Friday, September 12, 2008

Warning Label

So Rosie is at Oberlin, and she is hosting her first prospective student, or "prospie." Apparently hosts are given a few rules, such as:


  • Do not give drugs to your prospie (no matter how much they beg you)
  • Do not have sex with your prospie (no matter how much they beg you)
  • Do not have sex with someone else in close proximity to your prospie
"Rose," I moaned, "they have to tell you that?"

"Well," Rosie mused, "apparently some prospies come to visit wanting the whole college experience..."

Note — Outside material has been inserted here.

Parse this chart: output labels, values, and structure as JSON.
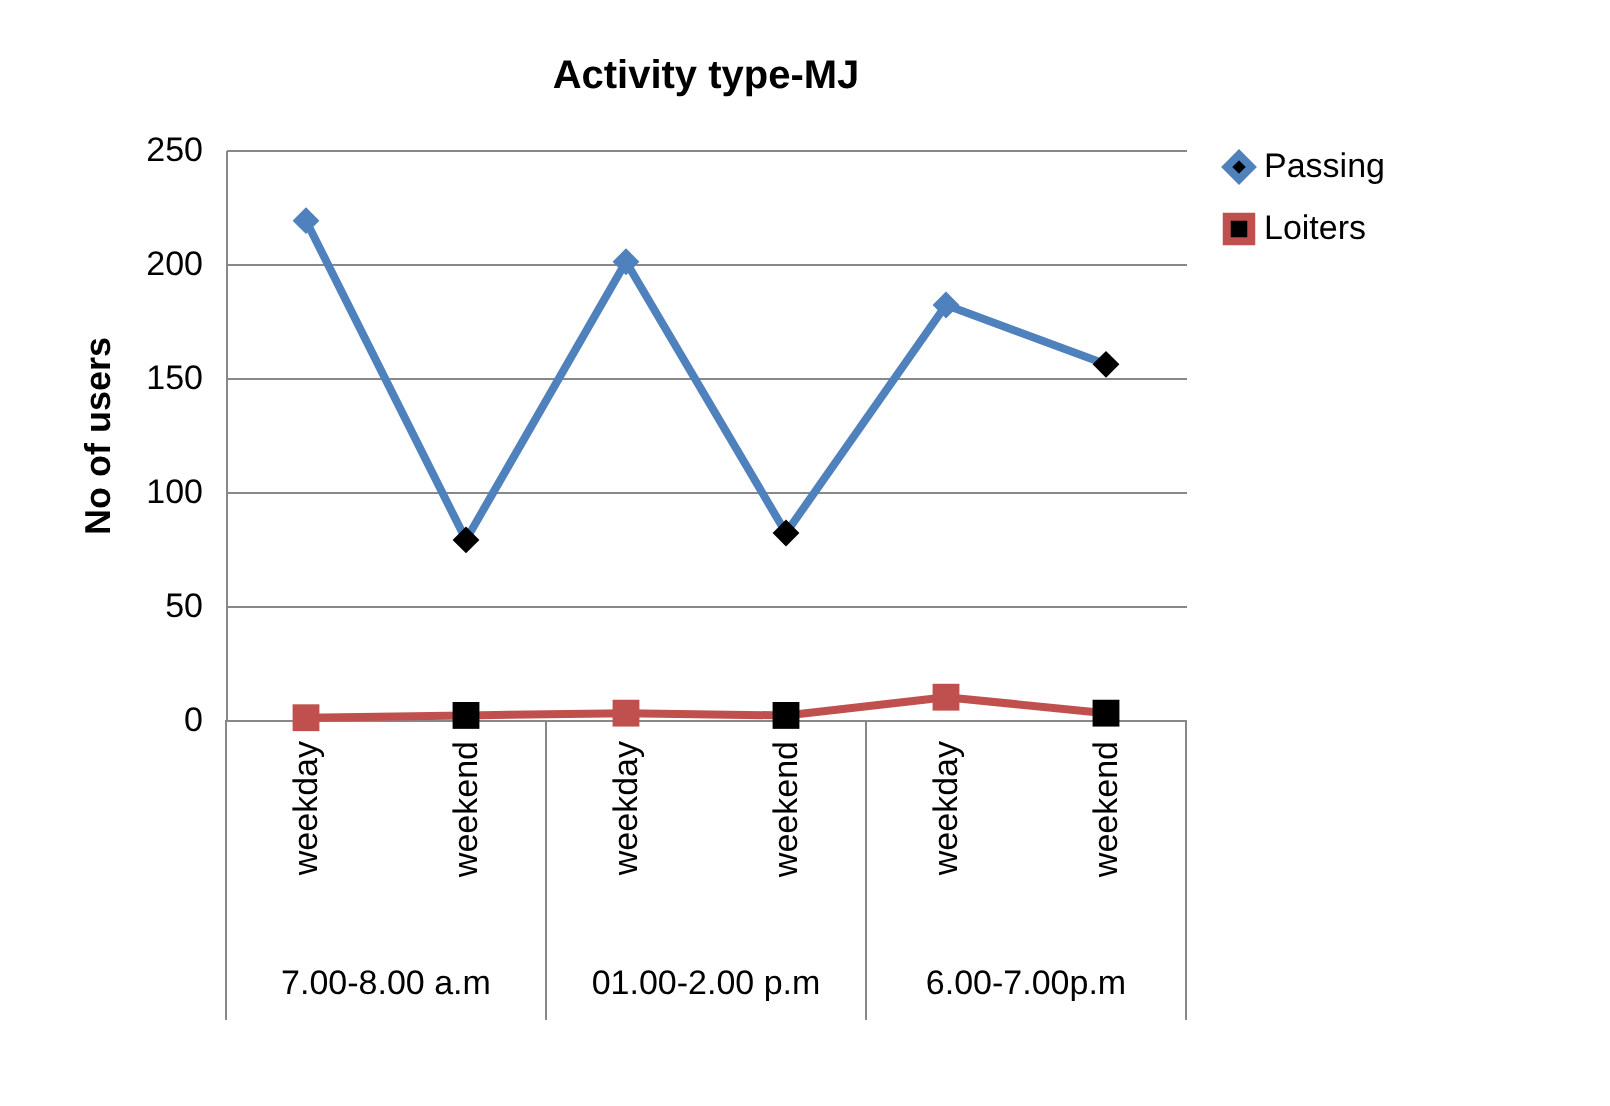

Now, did they have to warn the hosts about those forbidden actions in the mode of stating the obvious, like the WARNING - FLAMMABLE notice that they put on gas cans? Or are these warnings in reaction to prior events, like the admonition on the label for the frozen pizza that says "be sure to remove the cardboard from the bottom of the pizza before placing in oven," since anyone could get distracted and forget that step, and in fact lots of people probably have forgotten that step, and by forgetting that step they have created a situation which would result in the smoke alarms going off and their children laughing at them and never, ever forgetting that one little mistake...

Where was I? Oh, right, I wonder if these warnings should have a name, like, say, the "Pete Campbell Subset of Rules," in honor of that one overly hospitable host student...

Anyway, Rosie says that right now her worst problem is that "everyone in Asia House seems to go poop right when I'm brushing my teeth!"

"Sweetie," I gagged, "get yourself a spit cup. Honestly, that's too disgusting to contemplate."

"No," Rosie said, "no spit cup. For now, I'll just suck it up."

I had to disconnect the Skype because I have too active an imagination. The best thing about not being in college is that in your house, in your bathroom, the only poop you have to smell is your own.